Todo cuanto se hallaba en pie dentro del área quedó aniquilado y sus restos se proyectaron en como torbellino hacia el cielo. Los tranvías fueron arrancados de la vías y lanzados lejos, como si carecieran de peso; los trenes, levantados de sus rieles cual juguetes. Los caballos, los perros y el ganado sufrieron la misma suerte que los seres humanos.
Todo cuanto vivía en esa área quedó aniquilado o en actitud de indescriptible sufrimiento. La vegetación no se libró de la catástrofe: los árboles desaparecieron entre llamaradas, los sembríos y arrozales perdieron su verdor y quedó la hierba quemada en el suelo como paja seca. Más allá de la zona de la absoluta muerte, las casas se hundieron en un caos de vigas y muros.
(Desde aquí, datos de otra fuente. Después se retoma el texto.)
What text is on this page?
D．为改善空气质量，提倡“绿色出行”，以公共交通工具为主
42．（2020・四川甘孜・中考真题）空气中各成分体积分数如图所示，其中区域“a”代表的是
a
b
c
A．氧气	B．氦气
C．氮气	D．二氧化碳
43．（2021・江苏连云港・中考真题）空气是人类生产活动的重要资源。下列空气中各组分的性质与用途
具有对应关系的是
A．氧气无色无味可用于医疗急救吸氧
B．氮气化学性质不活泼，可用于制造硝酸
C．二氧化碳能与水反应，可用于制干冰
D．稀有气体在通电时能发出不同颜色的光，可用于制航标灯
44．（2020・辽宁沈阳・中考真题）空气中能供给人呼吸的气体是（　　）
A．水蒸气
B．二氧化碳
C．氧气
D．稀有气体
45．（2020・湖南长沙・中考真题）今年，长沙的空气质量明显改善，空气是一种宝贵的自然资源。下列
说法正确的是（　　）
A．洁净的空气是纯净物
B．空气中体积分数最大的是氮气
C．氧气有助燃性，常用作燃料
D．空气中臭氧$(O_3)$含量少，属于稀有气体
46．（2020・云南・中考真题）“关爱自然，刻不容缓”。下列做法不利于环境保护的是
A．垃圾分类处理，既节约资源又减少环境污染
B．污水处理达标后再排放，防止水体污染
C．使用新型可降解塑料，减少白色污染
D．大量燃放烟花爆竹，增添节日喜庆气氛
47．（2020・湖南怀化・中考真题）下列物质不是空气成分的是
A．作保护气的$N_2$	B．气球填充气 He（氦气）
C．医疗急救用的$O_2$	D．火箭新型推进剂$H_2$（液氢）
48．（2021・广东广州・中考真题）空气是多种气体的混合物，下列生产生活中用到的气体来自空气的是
Hasta un radio de cinco kilómetros del centro de la explosión, las casas construidas de materiales ligeros se derrumbaron como si fueran castillos de naipes, los que hallaban en su interior resultaron muertos o heridos; y los que consiguieron librarse milagrosamente y salieron al exterior, se encontraron cercados por cortinas de llamas.
Por la tarde, el nivel del incendio general disminuyó, hasta que se extinguió porque ya no había nada más que incendiar".